Is the series $\sum \sin^n(n)$ divergent?
I'm almost sure that the series $\sum \sin^n(n)$ is not convergent, but lack proof. Thank for any help.
Using a continued fraction approximation, we know that for any positive integer $N$, we can find integers $q>N$ and $p$ so that $$ \left|p-q\frac\pi2\right|<\frac1q\tag{1} $$ It is also true that no two consecutive denominators can share a common factor. Therefore, if one approximation has an even denominator, the next must be odd. So assume that $q$ is odd and $(1)$ is true. Then, since $\sin\left(q\frac\pi2\right)=(-1)^{(q-1)/2}$ and $\cos\left(q\frac\pi2\right)=0$ the Maclaurin Series yields
$$ \begin{align} (-1)^{(q-1)/2}\sin(p) &\ge1-\frac12\left(p-q\frac\pi2\right)^2\\ &\ge1-\frac{1}{2q^2}\tag{2} \end{align} $$ Thus, for continued fraction approximations $\frac{p}{q}$ to $\frac\pi2$ with odd denominators $|\sin(p)|\ge1-\frac{1}{2q^2}$. Taking the $\liminf$ as $q\to\infty$ yields $$ \begin{align} \liminf_{p\to\infty}|\sin(p)|^p &\ge\lim_{p\to\infty}\left(1-\frac{1}{2q^2}\right)^p\\ &=\lim_{q\to\infty}\left(1-\frac{1}{2q^2}\right)^{q\pi/2}\\ &=1\tag{3} \end{align} $$ Inequality $(3)$ implies that $$ \limsup_{n\to\infty}|\sin^n(n)|=1\tag{4} $$ Since the terms do not tend to $0$, $$ \sum_{n=0}^\infty\sin^n(n) $$ does not converge.

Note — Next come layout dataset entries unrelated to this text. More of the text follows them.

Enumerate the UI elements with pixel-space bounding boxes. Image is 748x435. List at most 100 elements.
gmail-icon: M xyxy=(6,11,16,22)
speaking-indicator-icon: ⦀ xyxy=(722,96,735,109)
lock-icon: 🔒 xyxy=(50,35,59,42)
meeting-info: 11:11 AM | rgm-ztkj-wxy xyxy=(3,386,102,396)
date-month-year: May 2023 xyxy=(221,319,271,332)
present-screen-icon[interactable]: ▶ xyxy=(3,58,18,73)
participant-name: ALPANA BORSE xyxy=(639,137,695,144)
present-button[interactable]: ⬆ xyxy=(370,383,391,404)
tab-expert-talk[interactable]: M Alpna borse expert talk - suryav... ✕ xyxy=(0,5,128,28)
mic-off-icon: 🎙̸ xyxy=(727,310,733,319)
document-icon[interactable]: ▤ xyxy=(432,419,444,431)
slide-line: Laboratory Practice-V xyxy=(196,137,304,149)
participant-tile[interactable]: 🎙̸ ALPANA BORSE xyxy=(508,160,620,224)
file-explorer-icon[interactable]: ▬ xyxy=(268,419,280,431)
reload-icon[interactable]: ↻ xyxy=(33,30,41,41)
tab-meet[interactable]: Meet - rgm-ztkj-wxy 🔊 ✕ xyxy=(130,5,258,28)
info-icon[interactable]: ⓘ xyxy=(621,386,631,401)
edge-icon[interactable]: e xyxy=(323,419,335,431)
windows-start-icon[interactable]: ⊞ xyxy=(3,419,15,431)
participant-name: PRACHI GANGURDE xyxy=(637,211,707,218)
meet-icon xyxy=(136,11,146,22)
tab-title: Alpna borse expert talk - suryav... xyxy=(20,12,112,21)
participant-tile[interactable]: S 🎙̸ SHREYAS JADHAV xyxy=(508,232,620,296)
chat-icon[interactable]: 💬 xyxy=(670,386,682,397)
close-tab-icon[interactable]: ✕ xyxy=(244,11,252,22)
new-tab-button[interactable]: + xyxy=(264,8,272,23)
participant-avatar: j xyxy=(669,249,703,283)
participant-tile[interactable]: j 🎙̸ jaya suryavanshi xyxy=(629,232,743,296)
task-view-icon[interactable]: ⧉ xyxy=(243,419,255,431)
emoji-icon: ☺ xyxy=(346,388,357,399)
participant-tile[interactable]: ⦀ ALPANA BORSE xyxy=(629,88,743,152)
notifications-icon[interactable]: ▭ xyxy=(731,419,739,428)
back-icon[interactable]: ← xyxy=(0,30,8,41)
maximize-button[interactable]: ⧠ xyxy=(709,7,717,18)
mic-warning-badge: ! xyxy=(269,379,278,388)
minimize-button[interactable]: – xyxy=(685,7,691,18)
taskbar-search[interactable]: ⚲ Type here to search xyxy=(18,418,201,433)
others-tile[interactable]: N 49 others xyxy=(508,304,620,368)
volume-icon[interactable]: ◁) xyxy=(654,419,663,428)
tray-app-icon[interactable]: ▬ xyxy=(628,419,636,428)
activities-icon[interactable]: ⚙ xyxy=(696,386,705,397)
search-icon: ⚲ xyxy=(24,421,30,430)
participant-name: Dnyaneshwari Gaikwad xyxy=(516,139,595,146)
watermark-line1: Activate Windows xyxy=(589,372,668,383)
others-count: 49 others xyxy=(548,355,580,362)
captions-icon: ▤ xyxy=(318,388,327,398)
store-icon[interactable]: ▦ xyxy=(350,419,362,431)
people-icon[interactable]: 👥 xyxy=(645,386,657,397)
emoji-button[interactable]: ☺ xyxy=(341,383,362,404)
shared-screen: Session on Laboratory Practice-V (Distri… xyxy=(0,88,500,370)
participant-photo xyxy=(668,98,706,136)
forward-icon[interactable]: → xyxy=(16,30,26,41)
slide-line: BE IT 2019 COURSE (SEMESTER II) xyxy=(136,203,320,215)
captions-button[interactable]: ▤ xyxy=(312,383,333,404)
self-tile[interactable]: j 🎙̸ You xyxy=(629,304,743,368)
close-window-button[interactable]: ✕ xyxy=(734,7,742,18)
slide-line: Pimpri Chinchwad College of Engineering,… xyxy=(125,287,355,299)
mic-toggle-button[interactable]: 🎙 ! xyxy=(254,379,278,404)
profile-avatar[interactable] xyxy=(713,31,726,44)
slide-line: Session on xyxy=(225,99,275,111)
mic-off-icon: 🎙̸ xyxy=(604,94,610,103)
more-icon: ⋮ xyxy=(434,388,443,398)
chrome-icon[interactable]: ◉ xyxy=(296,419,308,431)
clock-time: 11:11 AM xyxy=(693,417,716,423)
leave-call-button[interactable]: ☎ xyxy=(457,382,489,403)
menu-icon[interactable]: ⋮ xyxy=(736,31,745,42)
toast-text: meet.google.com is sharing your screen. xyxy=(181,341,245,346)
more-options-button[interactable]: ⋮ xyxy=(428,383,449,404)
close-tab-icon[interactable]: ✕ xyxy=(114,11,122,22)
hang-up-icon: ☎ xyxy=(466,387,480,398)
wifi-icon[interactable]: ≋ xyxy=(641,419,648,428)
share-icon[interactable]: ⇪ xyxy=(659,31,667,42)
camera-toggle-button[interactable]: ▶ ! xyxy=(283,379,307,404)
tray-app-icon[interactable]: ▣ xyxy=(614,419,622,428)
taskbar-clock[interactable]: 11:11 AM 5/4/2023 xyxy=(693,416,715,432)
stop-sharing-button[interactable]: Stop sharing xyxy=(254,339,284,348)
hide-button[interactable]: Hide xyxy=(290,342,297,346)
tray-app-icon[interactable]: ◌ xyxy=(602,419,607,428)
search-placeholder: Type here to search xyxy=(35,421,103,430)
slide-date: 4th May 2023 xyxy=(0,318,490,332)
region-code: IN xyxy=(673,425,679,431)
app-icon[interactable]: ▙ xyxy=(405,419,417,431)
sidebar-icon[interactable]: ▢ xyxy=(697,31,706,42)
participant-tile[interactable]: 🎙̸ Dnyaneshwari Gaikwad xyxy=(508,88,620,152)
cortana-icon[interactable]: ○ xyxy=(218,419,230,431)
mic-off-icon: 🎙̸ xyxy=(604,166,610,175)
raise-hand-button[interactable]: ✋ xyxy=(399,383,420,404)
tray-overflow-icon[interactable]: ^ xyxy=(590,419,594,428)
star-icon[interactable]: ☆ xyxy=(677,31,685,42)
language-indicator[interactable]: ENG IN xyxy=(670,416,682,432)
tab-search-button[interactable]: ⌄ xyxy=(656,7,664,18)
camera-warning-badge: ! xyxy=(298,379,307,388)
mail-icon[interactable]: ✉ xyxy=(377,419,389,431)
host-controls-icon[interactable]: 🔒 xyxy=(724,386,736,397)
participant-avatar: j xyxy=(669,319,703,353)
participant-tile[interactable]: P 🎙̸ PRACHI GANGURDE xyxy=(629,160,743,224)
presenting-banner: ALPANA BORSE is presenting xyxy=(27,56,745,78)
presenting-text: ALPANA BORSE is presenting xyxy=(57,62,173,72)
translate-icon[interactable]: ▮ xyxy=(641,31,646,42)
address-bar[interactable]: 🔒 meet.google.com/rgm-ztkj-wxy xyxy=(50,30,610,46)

For any irrational $r$ (in particular $\pi/2$) there are infinitely many fractions $p/q$ such that $|r - p/q| < 1/q^2$. IIRC we can specify that $q$ is odd, perhaps at the cost of changing $1/q^2$ to $c/q^2$ for some constant $c$. Taking $r = \pi/2$, this says $|q \pi/2 - p| < c/q$, and then $|\sin p| > 1 - c^2/(2 q^2)$ and $|\sin p|^p > (1-c^2/(2 q^2))^p$. Now as $q \to \infty$ with $p \approx q \pi/2$, $(1 - c^2/q^2)^p \to 1$. Thus for any $\epsilon > 0$ there are infinitely many $n$ with $|\sin n|^n > 1 - \epsilon$.
Hint: If $\frac{n}{k}$ is a "good" approximation to $\frac{\pi}2$ and $k$ is odd and large, then $|\sin^n n|$ is close to $1$.